As for Eskom, described as the world’s most polluting electricity company, it also wants to become ‘green’ and has set itself a ‘zero emission’ target for 2050. To achieve this, it needs $30bn, mainly to close or upgrade its 15 or so power stations, according to its CEO André de Ruyter. Last year, it signed a memorandum of understanding with Exxaro and Seriti, its main coal suppliers, to decarbonise their respective supply chains by installing photovoltaic units and battery energy storage systems at the three companies’ sites, and to re-train their employees.

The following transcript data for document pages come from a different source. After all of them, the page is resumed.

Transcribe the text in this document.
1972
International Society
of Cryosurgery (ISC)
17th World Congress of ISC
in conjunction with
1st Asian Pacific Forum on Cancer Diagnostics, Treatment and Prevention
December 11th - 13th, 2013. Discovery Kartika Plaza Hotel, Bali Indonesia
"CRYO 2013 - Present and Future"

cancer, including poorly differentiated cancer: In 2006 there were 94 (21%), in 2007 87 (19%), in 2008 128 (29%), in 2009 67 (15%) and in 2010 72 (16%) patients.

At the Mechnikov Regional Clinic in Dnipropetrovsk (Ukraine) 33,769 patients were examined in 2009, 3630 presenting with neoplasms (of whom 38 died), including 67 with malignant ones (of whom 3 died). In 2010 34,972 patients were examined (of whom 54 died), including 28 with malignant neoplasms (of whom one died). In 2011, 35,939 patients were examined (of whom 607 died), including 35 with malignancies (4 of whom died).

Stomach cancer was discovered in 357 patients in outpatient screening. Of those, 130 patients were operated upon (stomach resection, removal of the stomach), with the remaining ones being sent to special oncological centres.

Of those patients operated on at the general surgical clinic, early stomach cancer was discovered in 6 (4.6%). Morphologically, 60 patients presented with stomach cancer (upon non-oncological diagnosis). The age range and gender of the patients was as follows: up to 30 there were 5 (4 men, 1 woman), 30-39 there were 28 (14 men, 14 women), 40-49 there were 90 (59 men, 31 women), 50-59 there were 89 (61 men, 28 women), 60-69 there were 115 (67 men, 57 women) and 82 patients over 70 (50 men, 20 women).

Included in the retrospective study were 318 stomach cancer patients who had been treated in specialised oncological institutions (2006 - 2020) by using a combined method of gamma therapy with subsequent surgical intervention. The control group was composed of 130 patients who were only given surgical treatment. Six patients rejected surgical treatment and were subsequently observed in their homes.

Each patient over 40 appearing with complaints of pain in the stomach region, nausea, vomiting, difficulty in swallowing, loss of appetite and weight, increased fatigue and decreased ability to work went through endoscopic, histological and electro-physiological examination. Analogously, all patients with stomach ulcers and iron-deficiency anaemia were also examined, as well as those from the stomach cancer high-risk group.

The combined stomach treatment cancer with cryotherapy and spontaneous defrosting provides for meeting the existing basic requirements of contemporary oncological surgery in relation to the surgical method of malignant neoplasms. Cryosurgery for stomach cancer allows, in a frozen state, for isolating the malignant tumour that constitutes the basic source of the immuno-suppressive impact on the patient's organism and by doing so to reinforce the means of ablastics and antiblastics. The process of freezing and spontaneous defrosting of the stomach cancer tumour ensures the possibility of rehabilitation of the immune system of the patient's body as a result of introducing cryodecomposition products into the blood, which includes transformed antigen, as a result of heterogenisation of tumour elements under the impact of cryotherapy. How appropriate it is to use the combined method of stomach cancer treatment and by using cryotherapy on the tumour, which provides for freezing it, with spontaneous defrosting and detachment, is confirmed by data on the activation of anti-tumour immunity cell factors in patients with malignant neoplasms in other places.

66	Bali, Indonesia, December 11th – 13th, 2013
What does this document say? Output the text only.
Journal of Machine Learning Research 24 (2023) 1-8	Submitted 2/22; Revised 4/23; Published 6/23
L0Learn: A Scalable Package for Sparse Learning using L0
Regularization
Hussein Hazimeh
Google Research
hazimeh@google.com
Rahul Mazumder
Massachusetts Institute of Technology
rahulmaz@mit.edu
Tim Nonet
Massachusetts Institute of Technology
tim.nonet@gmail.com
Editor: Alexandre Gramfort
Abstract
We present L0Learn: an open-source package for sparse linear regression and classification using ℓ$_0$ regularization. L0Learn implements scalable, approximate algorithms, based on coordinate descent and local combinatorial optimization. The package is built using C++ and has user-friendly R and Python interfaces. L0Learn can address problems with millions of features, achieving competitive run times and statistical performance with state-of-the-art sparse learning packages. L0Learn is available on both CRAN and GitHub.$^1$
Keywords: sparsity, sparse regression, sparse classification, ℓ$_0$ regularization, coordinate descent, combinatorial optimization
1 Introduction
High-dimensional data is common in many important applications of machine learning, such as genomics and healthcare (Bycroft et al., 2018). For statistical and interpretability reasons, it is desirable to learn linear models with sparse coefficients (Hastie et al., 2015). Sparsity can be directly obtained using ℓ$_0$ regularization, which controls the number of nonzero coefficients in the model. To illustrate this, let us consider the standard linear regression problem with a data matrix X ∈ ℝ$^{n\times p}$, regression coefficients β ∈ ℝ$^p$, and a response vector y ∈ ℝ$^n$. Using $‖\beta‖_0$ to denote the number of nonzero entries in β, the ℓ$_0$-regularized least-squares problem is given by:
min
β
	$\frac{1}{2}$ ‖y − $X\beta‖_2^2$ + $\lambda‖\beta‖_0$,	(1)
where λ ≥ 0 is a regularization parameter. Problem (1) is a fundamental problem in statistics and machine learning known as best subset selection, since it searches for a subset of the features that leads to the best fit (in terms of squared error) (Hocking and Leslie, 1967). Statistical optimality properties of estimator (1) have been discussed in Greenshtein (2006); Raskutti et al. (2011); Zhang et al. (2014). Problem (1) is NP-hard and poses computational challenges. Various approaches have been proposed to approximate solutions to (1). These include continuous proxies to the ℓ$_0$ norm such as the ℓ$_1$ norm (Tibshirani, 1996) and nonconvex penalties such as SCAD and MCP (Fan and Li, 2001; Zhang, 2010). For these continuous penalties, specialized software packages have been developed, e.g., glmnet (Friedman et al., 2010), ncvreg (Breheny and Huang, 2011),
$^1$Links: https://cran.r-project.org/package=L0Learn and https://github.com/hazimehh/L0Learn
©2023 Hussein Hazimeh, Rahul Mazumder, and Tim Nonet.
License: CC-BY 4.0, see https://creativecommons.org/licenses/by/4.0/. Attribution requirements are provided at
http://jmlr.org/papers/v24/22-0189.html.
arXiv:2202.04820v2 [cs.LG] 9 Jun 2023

While waiting for the initial results of the state-owned company’s recovery plan, which includes raising its electricity prices and spinning off its three businesses – generation, transmission (already in place) and distribution – and then recapitalising them, President Cyril Ramaphosa is stepping up initiatives to accelerate renewable energy production. For example, the Renewable Energy Independent Power Producer Procurement Programme (REIPPPP) recently doubled the target capacity of its latest tender, which is currently being evaluated, from 2,600 to 5,200 MW.

The scheme allows independent renewable energy producers, who will be selling electricity to Eskom, to generate beyond the 100MW threshold that was previously set for them. “The REIPPPP is playing a key role in the diversification of South Africa’s energy mix,” says consultant du Toit, “as it has opened the door to financing renewable energy programmes outside of Eskom’s balance sheet. The projects underway nationally represent about 8 GW, of which 6 GW is being driven by the extractive industries”.